Mixcloud Investigating Alleged Data Breach Impacting 21 Million Users

Mixcloud is investigating data for sale on the dark web after Motherboard alerted the company of the issue.
Image: Cathryn Virginia

A data reseller is advertising an alleged 21 million user accounts stolen from music streaming site Mixcloud on the dark web.

The seller, who goes by the handle "A_W_S," is currently asking for around 0.5 bitcoins, or approximately $4,000, for the data.

Motherboard informed Mixcloud of the apparent breach. Company CTO and co-founder Mat Clayton said this was the first they had heard of the incident, and started investigating the issue.


"We received credible reports this evening that hackers sought and gained unauthorized access to some of our systems," Mixcloud's co-founders told Motherboard in a statement. "The majority of Mixcloud users signed up via Facebook authentication, where by default no password is stored. Mixcloud does not store data such as full credit card numbers or mailing addresses," the statement added.

Mixcloud lets users upload their own DJ mixes and tracks for others to listen to. In July the company launched a "Premium" subscription service and limited features for free users. In 2017, the company said it had over 17 million users.

A_W_S provided Motherboard with a sample of 1,000 Mixcloud accounts. The data includes usernames, email addresses, and hashed passwords. Hashing is a way of scrambling passwords so they can be stored more securely; Mixcloud is using a robust method for generating these hashes, according to the data. A_W_S said the data was obtained in late 2019.

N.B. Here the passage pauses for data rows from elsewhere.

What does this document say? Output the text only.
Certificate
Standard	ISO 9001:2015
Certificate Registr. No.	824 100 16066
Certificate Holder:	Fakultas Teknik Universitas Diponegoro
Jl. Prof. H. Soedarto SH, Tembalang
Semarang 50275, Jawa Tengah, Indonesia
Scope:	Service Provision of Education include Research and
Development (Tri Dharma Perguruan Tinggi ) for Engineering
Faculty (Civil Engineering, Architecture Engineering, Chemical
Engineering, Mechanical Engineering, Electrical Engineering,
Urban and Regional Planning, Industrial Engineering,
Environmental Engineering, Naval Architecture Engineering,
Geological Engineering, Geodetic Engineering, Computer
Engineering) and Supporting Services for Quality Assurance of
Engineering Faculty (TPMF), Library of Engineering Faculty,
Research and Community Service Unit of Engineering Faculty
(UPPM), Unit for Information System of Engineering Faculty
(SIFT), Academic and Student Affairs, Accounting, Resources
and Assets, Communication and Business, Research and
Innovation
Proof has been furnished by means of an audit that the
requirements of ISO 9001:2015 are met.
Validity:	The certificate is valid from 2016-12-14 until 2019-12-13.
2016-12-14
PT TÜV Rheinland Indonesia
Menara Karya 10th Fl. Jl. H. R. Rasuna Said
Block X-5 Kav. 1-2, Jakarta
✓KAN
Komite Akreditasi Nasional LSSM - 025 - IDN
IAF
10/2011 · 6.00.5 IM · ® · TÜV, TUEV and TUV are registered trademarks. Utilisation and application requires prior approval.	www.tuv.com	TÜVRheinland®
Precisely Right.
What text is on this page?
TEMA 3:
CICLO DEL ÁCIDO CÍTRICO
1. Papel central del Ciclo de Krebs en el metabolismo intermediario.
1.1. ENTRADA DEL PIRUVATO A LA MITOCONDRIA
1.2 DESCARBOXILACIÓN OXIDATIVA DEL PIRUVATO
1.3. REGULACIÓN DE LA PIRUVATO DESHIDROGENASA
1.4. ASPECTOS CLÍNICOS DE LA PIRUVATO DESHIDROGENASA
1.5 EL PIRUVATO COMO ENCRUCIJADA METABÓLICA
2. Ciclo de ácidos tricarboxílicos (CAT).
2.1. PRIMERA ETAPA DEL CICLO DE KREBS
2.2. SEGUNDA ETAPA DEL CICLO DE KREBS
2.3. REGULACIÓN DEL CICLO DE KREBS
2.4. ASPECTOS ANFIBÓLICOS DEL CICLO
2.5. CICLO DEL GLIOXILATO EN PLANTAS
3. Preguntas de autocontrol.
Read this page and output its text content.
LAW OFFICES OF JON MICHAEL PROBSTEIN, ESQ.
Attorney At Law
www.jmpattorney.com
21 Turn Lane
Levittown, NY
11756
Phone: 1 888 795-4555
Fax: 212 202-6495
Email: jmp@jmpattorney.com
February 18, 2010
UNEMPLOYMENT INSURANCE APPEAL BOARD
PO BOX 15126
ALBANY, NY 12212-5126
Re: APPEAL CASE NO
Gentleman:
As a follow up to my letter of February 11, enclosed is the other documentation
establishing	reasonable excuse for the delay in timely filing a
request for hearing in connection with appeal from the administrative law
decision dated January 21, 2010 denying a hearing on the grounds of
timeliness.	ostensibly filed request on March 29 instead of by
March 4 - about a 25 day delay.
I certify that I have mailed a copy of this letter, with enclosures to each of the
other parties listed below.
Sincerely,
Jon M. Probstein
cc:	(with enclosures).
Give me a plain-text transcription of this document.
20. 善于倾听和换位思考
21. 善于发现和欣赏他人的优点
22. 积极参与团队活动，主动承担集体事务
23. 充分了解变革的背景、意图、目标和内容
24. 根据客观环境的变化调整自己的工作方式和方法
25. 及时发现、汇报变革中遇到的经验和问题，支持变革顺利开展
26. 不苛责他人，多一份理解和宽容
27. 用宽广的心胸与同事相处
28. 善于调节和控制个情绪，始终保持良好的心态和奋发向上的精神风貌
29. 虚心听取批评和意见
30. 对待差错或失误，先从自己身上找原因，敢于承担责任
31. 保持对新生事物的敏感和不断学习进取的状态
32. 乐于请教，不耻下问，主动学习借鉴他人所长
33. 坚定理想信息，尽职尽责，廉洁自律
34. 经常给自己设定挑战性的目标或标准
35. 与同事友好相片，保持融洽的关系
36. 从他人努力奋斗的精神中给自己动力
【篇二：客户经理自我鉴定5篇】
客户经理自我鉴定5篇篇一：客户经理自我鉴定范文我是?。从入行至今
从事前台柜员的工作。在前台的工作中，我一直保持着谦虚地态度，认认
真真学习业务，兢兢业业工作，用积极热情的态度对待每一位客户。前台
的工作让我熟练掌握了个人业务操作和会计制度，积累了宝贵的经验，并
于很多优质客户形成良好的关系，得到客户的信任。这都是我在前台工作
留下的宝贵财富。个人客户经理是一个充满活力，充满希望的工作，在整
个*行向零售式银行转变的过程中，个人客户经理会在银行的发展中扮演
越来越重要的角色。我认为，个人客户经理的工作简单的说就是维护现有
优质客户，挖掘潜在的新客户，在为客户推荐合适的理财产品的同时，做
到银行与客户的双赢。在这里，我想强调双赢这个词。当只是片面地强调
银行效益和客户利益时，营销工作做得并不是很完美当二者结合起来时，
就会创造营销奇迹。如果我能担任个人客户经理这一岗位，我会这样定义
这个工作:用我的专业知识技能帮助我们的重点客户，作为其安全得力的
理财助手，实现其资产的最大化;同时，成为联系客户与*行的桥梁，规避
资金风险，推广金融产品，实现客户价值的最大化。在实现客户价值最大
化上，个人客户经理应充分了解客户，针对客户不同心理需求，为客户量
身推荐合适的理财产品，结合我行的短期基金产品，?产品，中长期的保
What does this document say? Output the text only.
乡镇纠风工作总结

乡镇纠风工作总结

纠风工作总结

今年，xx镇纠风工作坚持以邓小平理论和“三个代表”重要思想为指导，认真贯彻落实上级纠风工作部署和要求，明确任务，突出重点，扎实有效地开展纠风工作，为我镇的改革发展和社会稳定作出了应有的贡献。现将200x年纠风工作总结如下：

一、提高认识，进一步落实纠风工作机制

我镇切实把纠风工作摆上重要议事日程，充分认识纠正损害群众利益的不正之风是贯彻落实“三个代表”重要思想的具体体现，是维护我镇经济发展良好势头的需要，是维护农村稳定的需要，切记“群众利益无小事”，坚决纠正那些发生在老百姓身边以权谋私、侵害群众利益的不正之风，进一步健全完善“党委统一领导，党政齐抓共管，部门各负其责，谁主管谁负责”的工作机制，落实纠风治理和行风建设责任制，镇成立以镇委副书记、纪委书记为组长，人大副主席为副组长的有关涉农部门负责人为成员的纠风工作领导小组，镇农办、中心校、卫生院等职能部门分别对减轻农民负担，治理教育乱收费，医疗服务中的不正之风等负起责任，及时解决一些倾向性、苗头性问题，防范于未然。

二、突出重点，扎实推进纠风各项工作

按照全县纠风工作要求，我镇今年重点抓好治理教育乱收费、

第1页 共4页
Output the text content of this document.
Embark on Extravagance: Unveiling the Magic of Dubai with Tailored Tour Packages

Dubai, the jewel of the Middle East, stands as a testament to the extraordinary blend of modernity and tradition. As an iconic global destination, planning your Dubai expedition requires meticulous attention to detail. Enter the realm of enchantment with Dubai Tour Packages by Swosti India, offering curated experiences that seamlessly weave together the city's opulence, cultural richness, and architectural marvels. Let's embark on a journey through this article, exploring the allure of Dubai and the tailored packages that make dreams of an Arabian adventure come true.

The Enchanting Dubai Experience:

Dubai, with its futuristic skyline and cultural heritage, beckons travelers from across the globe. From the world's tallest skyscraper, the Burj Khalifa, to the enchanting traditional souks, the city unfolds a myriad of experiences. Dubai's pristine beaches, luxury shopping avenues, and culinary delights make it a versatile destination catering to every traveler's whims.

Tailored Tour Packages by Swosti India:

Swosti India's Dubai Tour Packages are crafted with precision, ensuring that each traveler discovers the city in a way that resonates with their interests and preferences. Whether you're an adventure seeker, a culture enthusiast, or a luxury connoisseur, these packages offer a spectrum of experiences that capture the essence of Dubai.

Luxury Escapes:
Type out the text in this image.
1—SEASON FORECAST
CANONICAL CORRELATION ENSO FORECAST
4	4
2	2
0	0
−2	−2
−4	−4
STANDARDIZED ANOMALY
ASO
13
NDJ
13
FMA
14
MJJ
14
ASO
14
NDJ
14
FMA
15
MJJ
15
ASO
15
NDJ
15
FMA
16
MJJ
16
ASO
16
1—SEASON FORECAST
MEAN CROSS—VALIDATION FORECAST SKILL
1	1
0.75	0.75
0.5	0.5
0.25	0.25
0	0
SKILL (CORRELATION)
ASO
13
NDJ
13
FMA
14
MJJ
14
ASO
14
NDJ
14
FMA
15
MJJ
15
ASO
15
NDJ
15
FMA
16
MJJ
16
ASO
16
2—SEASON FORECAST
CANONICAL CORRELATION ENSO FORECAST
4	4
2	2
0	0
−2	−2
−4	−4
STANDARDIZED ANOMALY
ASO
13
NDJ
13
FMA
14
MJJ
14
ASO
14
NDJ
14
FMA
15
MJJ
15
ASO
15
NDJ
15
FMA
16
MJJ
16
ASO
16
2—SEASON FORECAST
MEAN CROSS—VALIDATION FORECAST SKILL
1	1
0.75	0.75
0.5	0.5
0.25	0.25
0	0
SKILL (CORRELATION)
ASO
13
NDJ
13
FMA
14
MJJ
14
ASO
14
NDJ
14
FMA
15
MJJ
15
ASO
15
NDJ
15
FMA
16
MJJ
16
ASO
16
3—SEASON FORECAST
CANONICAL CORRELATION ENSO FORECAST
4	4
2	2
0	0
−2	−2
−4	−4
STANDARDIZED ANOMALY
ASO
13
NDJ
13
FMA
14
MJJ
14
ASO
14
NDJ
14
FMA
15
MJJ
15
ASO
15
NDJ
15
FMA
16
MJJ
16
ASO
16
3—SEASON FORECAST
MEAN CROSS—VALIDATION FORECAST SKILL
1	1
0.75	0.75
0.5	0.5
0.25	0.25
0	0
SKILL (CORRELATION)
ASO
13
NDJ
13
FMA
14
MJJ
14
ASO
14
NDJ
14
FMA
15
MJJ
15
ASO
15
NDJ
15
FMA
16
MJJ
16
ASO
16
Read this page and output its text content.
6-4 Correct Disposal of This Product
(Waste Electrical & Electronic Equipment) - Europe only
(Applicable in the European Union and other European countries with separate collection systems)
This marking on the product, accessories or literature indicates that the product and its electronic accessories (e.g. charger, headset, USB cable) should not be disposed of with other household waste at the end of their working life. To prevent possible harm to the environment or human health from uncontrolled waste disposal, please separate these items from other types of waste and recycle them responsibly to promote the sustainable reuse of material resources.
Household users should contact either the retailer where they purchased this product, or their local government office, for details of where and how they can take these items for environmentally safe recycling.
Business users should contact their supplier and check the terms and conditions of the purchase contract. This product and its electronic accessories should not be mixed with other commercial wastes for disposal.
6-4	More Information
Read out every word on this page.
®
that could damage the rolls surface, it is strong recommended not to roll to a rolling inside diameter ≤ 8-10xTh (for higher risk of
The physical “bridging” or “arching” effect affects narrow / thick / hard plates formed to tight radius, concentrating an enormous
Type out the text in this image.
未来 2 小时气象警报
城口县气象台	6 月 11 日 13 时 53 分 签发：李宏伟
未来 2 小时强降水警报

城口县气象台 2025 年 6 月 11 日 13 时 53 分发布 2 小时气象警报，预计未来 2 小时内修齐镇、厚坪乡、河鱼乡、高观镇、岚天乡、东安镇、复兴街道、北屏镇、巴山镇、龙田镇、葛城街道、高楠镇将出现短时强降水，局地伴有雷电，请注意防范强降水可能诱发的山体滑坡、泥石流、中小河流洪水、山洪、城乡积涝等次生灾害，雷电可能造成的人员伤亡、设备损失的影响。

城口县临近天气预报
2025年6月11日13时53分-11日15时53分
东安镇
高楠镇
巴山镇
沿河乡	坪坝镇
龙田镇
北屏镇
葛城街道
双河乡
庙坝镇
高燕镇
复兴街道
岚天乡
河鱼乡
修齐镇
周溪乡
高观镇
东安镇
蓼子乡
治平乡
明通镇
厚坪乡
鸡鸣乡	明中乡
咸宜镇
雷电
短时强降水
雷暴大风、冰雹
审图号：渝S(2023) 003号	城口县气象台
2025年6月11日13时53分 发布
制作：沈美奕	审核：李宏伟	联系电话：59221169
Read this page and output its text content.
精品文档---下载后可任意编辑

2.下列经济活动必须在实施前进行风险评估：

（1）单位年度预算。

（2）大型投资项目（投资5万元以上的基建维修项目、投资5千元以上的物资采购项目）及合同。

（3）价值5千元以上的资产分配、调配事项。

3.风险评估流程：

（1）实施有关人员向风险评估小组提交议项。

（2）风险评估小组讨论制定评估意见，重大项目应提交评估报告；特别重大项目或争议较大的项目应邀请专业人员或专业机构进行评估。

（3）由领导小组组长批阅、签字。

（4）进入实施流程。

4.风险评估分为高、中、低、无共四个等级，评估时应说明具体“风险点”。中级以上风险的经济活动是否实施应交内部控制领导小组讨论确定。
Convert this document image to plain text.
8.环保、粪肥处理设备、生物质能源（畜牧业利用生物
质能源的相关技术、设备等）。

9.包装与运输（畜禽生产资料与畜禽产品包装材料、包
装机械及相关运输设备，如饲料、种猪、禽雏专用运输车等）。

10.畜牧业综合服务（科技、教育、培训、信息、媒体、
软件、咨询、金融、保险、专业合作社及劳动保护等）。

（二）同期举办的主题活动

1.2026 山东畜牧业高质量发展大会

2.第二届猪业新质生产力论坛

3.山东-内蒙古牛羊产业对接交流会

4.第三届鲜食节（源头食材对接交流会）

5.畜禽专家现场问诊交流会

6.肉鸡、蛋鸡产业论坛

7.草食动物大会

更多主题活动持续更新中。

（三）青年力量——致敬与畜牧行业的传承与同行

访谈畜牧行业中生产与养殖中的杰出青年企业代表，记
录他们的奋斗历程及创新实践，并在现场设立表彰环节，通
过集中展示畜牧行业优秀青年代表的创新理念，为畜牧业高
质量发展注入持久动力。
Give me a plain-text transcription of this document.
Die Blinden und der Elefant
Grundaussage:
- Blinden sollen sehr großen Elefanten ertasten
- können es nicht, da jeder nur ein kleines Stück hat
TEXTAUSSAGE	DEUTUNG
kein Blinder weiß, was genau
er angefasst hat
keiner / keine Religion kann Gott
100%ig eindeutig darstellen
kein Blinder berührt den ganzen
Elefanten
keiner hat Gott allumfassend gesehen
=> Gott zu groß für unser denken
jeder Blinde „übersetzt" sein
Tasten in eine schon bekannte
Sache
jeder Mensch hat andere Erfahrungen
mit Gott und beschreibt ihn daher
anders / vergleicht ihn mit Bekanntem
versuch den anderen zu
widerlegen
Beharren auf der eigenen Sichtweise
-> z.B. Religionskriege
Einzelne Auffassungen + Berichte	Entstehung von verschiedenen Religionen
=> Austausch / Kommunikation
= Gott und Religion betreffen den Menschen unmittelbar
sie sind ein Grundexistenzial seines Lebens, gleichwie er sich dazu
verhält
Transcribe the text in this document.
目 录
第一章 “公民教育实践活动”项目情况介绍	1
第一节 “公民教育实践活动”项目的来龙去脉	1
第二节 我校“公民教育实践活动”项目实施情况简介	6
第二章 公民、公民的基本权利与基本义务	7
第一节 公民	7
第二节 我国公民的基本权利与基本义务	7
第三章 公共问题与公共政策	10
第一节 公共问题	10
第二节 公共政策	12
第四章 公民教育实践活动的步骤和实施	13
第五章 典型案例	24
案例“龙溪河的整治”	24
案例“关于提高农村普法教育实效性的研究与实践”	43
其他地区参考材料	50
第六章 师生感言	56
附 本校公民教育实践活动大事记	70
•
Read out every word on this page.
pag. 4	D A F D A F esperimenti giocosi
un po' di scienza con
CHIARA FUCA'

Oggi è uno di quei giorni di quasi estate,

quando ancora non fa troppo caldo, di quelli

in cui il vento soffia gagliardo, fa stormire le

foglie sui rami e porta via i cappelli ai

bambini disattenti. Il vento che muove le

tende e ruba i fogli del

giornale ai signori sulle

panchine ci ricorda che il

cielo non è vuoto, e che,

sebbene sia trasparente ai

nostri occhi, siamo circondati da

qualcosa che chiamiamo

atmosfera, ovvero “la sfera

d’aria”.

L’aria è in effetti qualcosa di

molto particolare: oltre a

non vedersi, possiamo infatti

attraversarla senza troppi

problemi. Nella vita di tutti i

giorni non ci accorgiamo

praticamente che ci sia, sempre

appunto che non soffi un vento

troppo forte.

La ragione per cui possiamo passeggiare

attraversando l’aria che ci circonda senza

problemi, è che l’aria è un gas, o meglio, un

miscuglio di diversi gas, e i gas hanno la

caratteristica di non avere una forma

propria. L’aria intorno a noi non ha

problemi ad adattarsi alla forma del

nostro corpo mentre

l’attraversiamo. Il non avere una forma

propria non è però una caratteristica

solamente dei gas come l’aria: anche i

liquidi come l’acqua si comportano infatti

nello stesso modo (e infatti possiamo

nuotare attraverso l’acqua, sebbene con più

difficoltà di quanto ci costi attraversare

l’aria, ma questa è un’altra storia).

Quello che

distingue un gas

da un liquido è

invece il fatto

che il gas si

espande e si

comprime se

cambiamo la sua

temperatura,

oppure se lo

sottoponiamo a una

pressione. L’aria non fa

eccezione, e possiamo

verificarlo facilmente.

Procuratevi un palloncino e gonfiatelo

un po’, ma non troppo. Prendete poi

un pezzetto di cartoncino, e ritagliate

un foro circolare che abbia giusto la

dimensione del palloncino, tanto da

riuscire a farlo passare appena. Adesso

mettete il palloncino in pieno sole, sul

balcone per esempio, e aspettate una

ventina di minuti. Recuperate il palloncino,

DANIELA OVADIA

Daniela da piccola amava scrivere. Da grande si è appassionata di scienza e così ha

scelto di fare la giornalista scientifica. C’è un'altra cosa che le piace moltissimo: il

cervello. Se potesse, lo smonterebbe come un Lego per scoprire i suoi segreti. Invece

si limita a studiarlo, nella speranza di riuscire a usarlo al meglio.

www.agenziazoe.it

To verify the data, Motherboard took a random selection of the email addresses and tried to create accounts on Mixcloud with them. In all of the cases this was not possible as the addresses were already linked to Mixcloud accounts, corroborating the data's legitimacy.

"We have no reason to believe that any passwords have been compromised. However you may want to change yours especially if you have been using the same one across multiple services," Mixcloud suggested in its statement.

"We are actively investigating this incident. We apologize to those affected and are sorry that this has happened," it added.

Update: This piece has been updated to clarify Mixcloud's hashing method and add comment from Mixcloud.